Mitchell Shiffman, MD, from Virginia Commonwealth University, discussed retreatment of HCV. He reviewed preliminary data on nonresponders to previous therapy with interferon+RBV combination therapy. Ira Jacobson reported this study at DDW a few weeks ago. The data is available on the NATAP website. Patients previously treated with interferon, with partial response, relapsers are most likely to achieve the best responses from retreatment. He went onto discuss the use of maintenance therapy or interferon to slow or stop HCV progression. In his study patients who were able to achieve viral load reduction, this was associated with improved fibrosis and these patients were able to maintain that with continued interferon maintenance therapy, while patients who stopped therapy were not able to maintain improvement. The long-term clinical benefit is the subject of the HALT-C study. He advocated maintenance therapy for patients with reduced viral load and improved liver disease. For patients with advanced liver disease he suggested maintenance therapy be considered as well. In the final talk of the HCV Therapy section, Mark Sulkowski, MD, from Johns Hopkins, concluded that the data suggests that amantadine is not a useful therapy. He reviewed studies showing IFN slows disease. He reported that the studies that have been done examining the potential benefit of interferon in slowing disease have shown a slowing of disease.

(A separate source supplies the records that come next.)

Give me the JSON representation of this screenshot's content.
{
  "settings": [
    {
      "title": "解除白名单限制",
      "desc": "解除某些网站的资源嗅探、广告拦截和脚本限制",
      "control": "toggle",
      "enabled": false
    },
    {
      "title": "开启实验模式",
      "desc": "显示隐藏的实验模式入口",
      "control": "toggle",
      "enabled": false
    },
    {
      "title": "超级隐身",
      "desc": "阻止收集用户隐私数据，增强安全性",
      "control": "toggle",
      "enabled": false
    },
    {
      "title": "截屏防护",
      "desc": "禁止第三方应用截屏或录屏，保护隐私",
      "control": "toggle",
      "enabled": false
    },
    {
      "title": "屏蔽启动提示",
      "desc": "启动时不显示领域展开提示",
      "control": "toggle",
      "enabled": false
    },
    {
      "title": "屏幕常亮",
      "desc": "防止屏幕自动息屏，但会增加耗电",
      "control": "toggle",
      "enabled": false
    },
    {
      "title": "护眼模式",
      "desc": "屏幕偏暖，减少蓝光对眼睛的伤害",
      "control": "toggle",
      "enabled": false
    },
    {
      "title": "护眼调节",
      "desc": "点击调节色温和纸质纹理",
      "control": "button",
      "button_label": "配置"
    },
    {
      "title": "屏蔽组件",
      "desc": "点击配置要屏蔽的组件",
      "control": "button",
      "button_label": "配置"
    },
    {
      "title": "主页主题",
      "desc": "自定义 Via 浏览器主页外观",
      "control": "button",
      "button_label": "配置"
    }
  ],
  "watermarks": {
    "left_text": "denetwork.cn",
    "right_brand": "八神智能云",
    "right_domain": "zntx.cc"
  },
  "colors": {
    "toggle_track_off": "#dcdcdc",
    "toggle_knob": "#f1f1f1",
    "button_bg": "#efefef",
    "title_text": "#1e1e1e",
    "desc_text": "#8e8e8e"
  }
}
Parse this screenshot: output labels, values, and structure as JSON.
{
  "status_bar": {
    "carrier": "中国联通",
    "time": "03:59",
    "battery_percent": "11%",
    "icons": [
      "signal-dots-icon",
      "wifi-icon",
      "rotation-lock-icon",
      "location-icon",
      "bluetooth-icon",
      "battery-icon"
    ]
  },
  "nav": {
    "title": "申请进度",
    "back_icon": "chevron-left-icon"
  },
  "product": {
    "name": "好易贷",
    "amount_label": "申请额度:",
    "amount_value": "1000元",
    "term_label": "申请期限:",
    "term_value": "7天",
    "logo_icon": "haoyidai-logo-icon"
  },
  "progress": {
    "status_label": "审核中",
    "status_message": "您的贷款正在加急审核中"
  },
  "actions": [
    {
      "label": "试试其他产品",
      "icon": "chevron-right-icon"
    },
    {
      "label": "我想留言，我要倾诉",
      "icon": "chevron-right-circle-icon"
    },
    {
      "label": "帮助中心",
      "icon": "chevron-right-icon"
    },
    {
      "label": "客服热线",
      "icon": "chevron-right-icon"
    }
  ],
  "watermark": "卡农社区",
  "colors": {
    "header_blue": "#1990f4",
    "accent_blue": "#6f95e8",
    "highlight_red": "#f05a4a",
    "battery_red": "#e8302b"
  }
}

He mentioned the many limitations of these studies including that they did not study a variety of different types of patients, the studies were retrospective, and other study limitations. He also said we need studies to examine the long-term clinical outcome for patients with SVR.
The last section today is on the Role of Biopsy and I will not report on this here. In sum, today's discussions and presentations did not present much in the way of new data or new analysis of data. Again, the detailed results from the 3 large pegylated interferon+RBV studies are available on the NATAP website.